Tuesday, March 17, 2020

Superman: Red Son


Lord Acton’s famous dictum has been confirmed over and over throughout history: “power tends to corrupt and absolute power corrupts absolutely.” Yet, it has never been applied to Superman—until now. Fortunately, the baby Kal-El landed in Middle America, a devout land governed by Constitutional principles. Suppose he landed in Soviet Russia instead. That is the what-if alternate timeline scenario explored in Sam Liu’s animated feature Superman: Red Son, which releases today on DVD/BluRay.

Svetlana is amazed by young Mishka’s powers, so she convinces the naïve boy to put himself at the service of the Soviet state. Alas, no good deed goes unpunished in Stalin’s regime, because the innocent woman will be condemned to a gulag for knowing Superman before he was a symbol of Communist power. Initially, the costumed hero follows Stalin loyally, but a challenging interview with tough-talking American journalist Lois Lane prompts him to discover the truth—including poor emaciated Svetlana’s fate.

Unfortunately, Superman is not ready to embrace freedom. Instead, he stages a coup d’état, replacing Stalin as General Secretary. With Superman literally leading the Red Army, America is suddenly at a distinct disadvantage in the (not-so) Cold War.
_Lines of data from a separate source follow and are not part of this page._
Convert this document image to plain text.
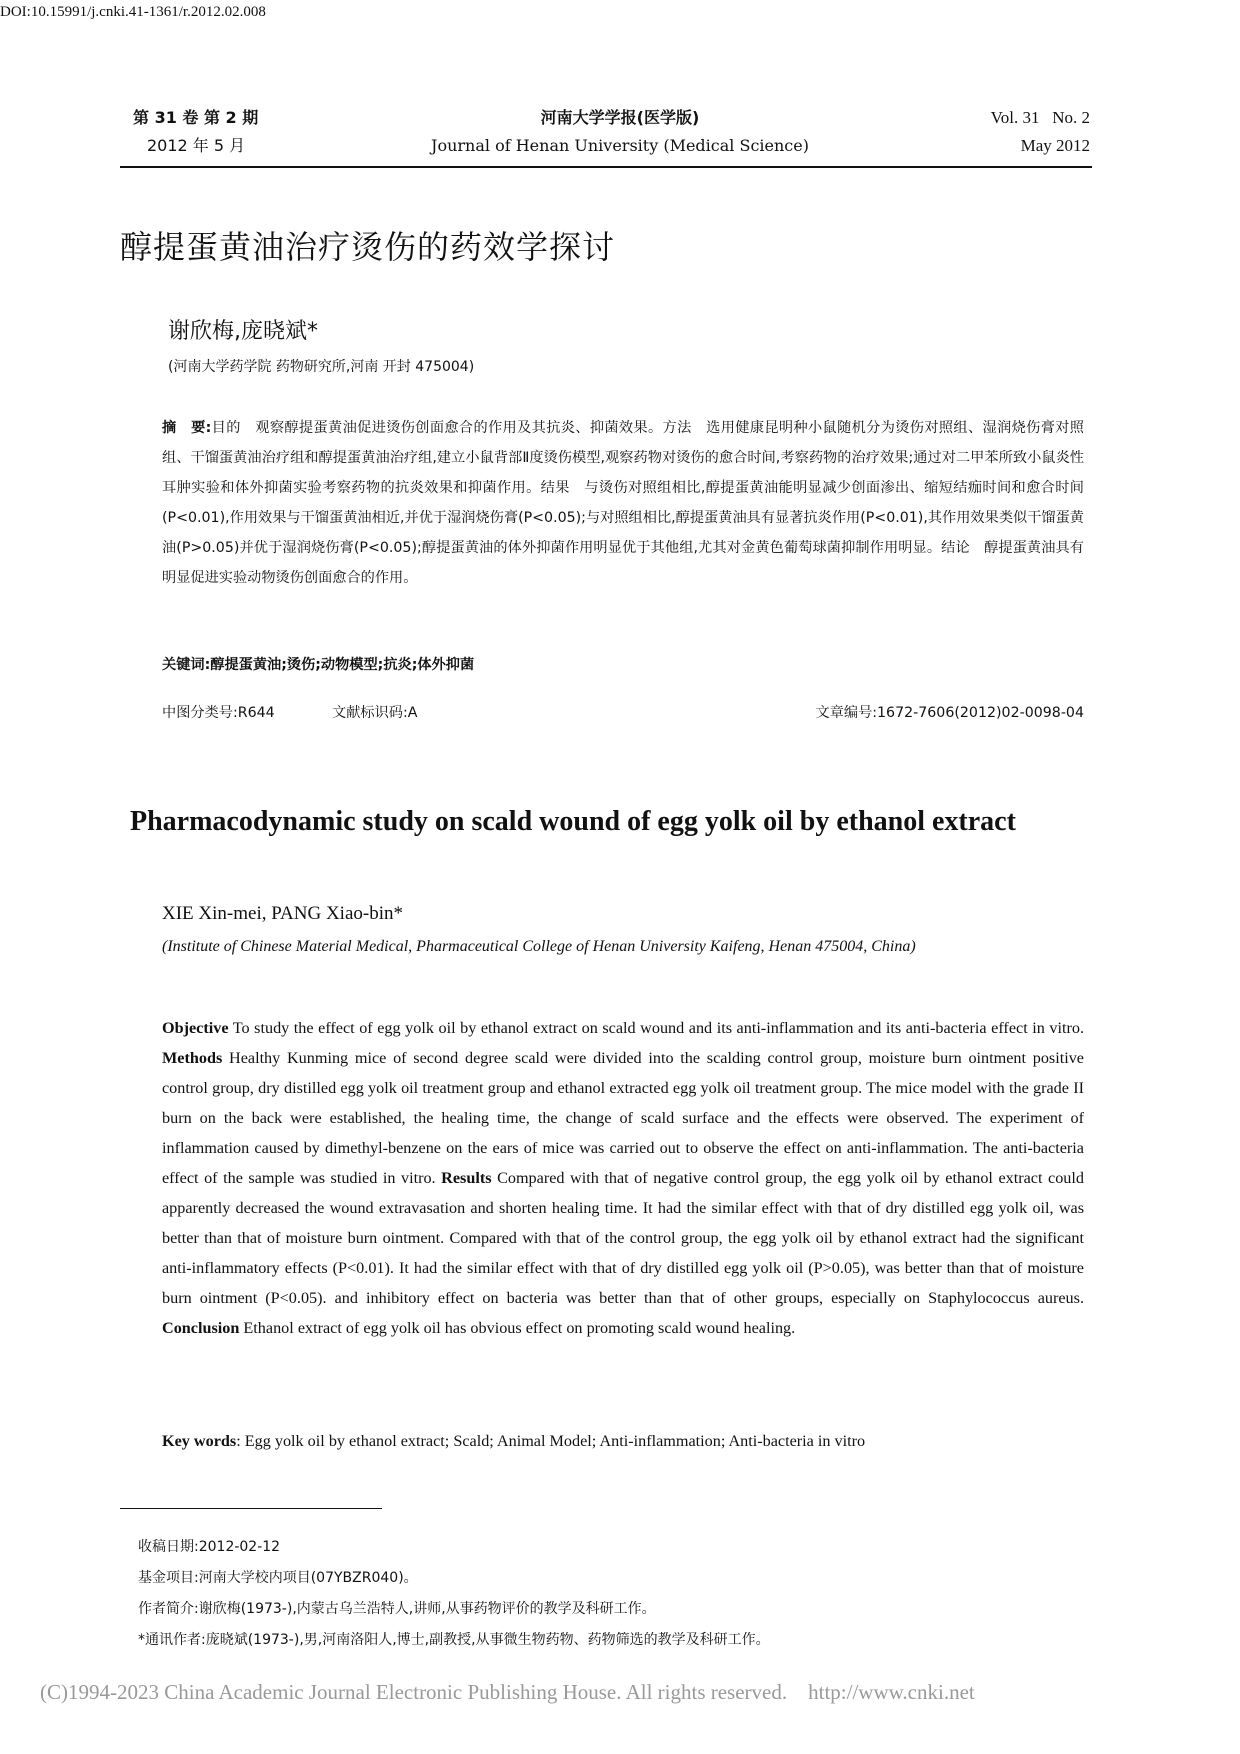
DOI:10.15991/j.cnki.41-1361/r.2012.02.008
第 31 卷 第 2 期
2012 年 5 月
河南大学学报(医学版)
Journal of Henan University (Medical Science)
Vol. 31   No. 2
May 2012
醇提蛋黄油治疗烫伤的药效学探讨
谢欣梅,庞晓斌*
(河南大学药学院 药物研究所,河南 开封 475004)
摘　要:目的　观察醇提蛋黄油促进烫伤创面愈合的作用及其抗炎、抑菌效果。方法　选用健康昆明种小鼠随机分为烫伤对照组、湿润烧伤膏对照组、干馏蛋黄油治疗组和醇提蛋黄油治疗组,建立小鼠背部Ⅱ度烫伤模型,观察药物对烫伤的愈合时间,考察药物的治疗效果;通过对二甲苯所致小鼠炎性耳肿实验和体外抑菌实验考察药物的抗炎效果和抑菌作用。结果　与烫伤对照组相比,醇提蛋黄油能明显减少创面渗出、缩短结痂时间和愈合时间(P<0.01),作用效果与干馏蛋黄油相近,并优于湿润烧伤膏(P<0.05);与对照组相比,醇提蛋黄油具有显著抗炎作用(P<0.01),其作用效果类似干馏蛋黄油(P>0.05)并优于湿润烧伤膏(P<0.05);醇提蛋黄油的体外抑菌作用明显优于其他组,尤其对金黄色葡萄球菌抑制作用明显。结论　醇提蛋黄油具有明显促进实验动物烫伤创面愈合的作用。
关键词:醇提蛋黄油;烫伤;动物模型;抗炎;体外抑菌
中图分类号:R644	文献标识码:A	文章编号:1672-7606(2012)02-0098-04
Pharmacodynamic study on scald wound of egg yolk oil by ethanol extract
XIE Xin-mei, PANG Xiao-bin*
(Institute of Chinese Material Medical, Pharmaceutical College of Henan University Kaifeng, Henan 475004, China)
Objective To study the effect of egg yolk oil by ethanol extract on scald wound and its anti-inflammation and its anti-bacteria effect in vitro. Methods Healthy Kunming mice of second degree scald were divided into the scalding control group, moisture burn ointment positive control group, dry distilled egg yolk oil treatment group and ethanol extracted egg yolk oil treatment group. The mice model with the grade II burn on the back were established, the healing time, the change of scald surface and the effects were observed. The experiment of inflammation caused by dimethyl-benzene on the ears of mice was carried out to observe the effect on anti-inflammation. The anti-bacteria effect of the sample was studied in vitro. Results Compared with that of negative control group, the egg yolk oil by ethanol extract could apparently decreased the wound extravasation and shorten healing time. It had the similar effect with that of dry distilled egg yolk oil, was better than that of moisture burn ointment. Compared with that of the control group, the egg yolk oil by ethanol extract had the significant anti-inflammatory effects (P<0.01). It had the similar effect with that of dry distilled egg yolk oil (P>0.05), was better than that of moisture burn ointment (P<0.05). and inhibitory effect on bacteria was better than that of other groups, especially on Staphylococcus aureus. Conclusion Ethanol extract of egg yolk oil has obvious effect on promoting scald wound healing.
Key words: Egg yolk oil by ethanol extract; Scald; Animal Model; Anti-inflammation; Anti-bacteria in vitro
收稿日期:2012-02-12
基金项目:河南大学校内项目(07YBZR040)。
作者简介:谢欣梅(1973-),内蒙古乌兰浩特人,讲师,从事药物评价的教学及科研工作。
*通讯作者:庞晓斌(1973-),男,河南洛阳人,博士,副教授,从事微生物药物、药物筛选的教学及科研工作。
(C)1994-2023 China Academic Journal Electronic Publishing House. All rights reserved.    http://www.cnki.net
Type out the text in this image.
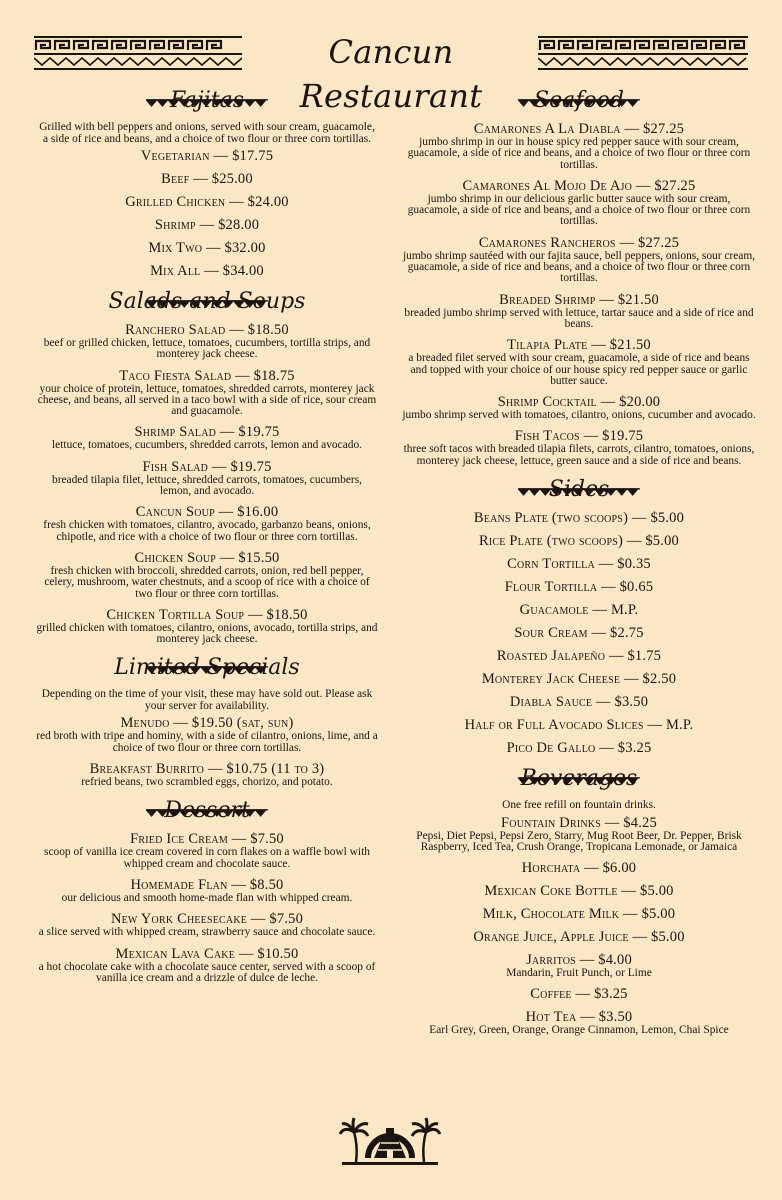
Cancun Restaurant
Fajitas
Grilled with bell peppers and onions, served with sour cream, guacamole, a side of rice and beans, and a choice of two flour or three corn tortillas.
Vegetarian — $17.75
Beef — $25.00
Grilled Chicken — $24.00
Shrimp — $28.00
Mix Two — $32.00
Mix All — $34.00
Salads and Soups
Ranchero Salad — $18.50
beef or grilled chicken, lettuce, tomatoes, cucumbers, tortilla strips, and monterey jack cheese.
Taco Fiesta Salad — $18.75
your choice of protein, lettuce, tomatoes, shredded carrots, monterey jack cheese, and beans, all served in a taco bowl with a side of rice, sour cream and guacamole.
Shrimp Salad — $19.75
lettuce, tomatoes, cucumbers, shredded carrots, lemon and avocado.
Fish Salad — $19.75
breaded tilapia filet, lettuce, shredded carrots, tomatoes, cucumbers, lemon, and avocado.
Cancun Soup — $16.00
fresh chicken with tomatoes, cilantro, avocado, garbanzo beans, onions, chipotle, and rice with a choice of two flour or three corn tortillas.
Chicken Soup — $15.50
fresh chicken with broccoli, shredded carrots, onion, red bell pepper, celery, mushroom, water chestnuts, and a scoop of rice with a choice of two flour or three corn tortillas.
Chicken Tortilla Soup — $18.50
grilled chicken with tomatoes, cilantro, onions, avocado, tortilla strips, and monterey jack cheese.
Limited Specials
Depending on the time of your visit, these may have sold out. Please ask your server for availability.
Menudo — $19.50 (sat, sun)
red broth with tripe and hominy, with a side of cilantro, onions, lime, and a choice of two flour or three corn tortillas.
Breakfast Burrito — $10.75 (11 to 3)
refried beans, two scrambled eggs, chorizo, and potato.
Dessert
Fried Ice Cream — $7.50
scoop of vanilla ice cream covered in corn flakes on a waffle bowl with whipped cream and chocolate sauce.
Homemade Flan — $8.50
our delicious and smooth home-made flan with whipped cream.
New York Cheesecake — $7.50
a slice served with whipped cream, strawberry sauce and chocolate sauce.
Mexican Lava Cake — $10.50
a hot chocolate cake with a chocolate sauce center, served with a scoop of vanilla ice cream and a drizzle of dulce de leche.
Seafood
Camarones A La Diabla — $27.25
jumbo shrimp in our in house spicy red pepper sauce with sour cream, guacamole, a side of rice and beans, and a choice of two flour or three corn tortillas.
Camarones Al Mojo De Ajo — $27.25
jumbo shrimp in our delicious garlic butter sauce with sour cream, guacamole, a side of rice and beans, and a choice of two flour or three corn tortillas.
Camarones Rancheros — $27.25
jumbo shrimp sautéed with our fajita sauce, bell peppers, onions, sour cream, guacamole, a side of rice and beans, and a choice of two flour or three corn tortillas.
Breaded Shrimp — $21.50
breaded jumbo shrimp served with lettuce, tartar sauce and a side of rice and beans.
Tilapia Plate — $21.50
a breaded filet served with sour cream, guacamole, a side of rice and beans and topped with your choice of our house spicy red pepper sauce or garlic butter sauce.
Shrimp Cocktail — $20.00
jumbo shrimp served with tomatoes, cilantro, onions, cucumber and avocado.
Fish Tacos — $19.75
three soft tacos with breaded tilapia filets, carrots, cilantro, tomatoes, onions, monterey jack cheese, lettuce, green sauce and a side of rice and beans.
Sides
Beans Plate (two scoops) — $5.00
Rice Plate (two scoops) — $5.00
Corn Tortilla — $0.35
Flour Tortilla — $0.65
Guacamole — M.P.
Sour Cream — $2.75
Roasted Jalapeño — $1.75
Monterey Jack Cheese — $2.50
Diabla Sauce — $3.50
Half or Full Avocado Slices — M.P.
Pico De Gallo — $3.25
Beverages
One free refill on fountain drinks.
Fountain Drinks — $4.25
Pepsi, Diet Pepsi, Pepsi Zero, Starry, Mug Root Beer, Dr. Pepper, Brisk Raspberry, Iced Tea, Crush Orange, Tropicana Lemonade, or Jamaica
Horchata — $6.00
Mexican Coke Bottle — $5.00
Milk, Chocolate Milk — $5.00
Orange Juice, Apple Juice — $5.00
Jarritos — $4.00
Mandarin, Fruit Punch, or Lime
Coffee — $3.25
Hot Tea — $3.50
Earl Grey, Green, Orange, Orange Cinnamon, Lemon, Chai Spice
However, Eisenhower has a key ally: Lane’s husband, the genius inventor and industrialist Alexander “Lex” Luthor.

There is a lot in J.M. DeMatteis’s adaptation of the Red Son graphic novel that is smart and insightful. Stalin is definitely depicted as the monster that he was, but Superman’s supposedly benign dictatorship is not much different. Lord Acton’s warning regarding absolute power is absolutely spot-on here. The roles played by Brainiac and Wonder Woman are also quite clever, with the former becoming the allegedly perfect Socialist administrator and the former representing the Amazons, who like the so-called “Non-Aligned” nations of the Cold War era, protest their neutrality while favoring Superman’s USSR, until they can no longer ignore the truth of the despotic regime.

This is a Superman movie, but Luthor and Lane are the heroes. They are also the most interesting characters—by far. The snappy voice-over performances of Diedrich Bader and Amy Acker reinforce that brassy, Thin Man-His Girl Friday dynamic. Red Son also offers an interesting way to observe the 80th anniversary celebration of Batman, since he appears as a Dostoyevskian terrorist who launches defiant assault on Superman’s police state.

Much of the alternate Cold War timeline makes sense, but the notion of the U.S, building the Berlin Wall to protect against Superman, probably intended as some kind of commentary on Trump’s border wall, in fact borders on the offensive for those us who lived through Reagan’s “Tear Down this Wall” speech. Still, the rest of the film makes up for it—notably with positive portrayals of Ike, JFK, Luthor and Lane, and the American military (including the Green Lantern Corps). Recommended for fans of DC’s animation and Harry Turtledove’s alternate history novels, Superman: Red Son releases today on DVD/BluRay.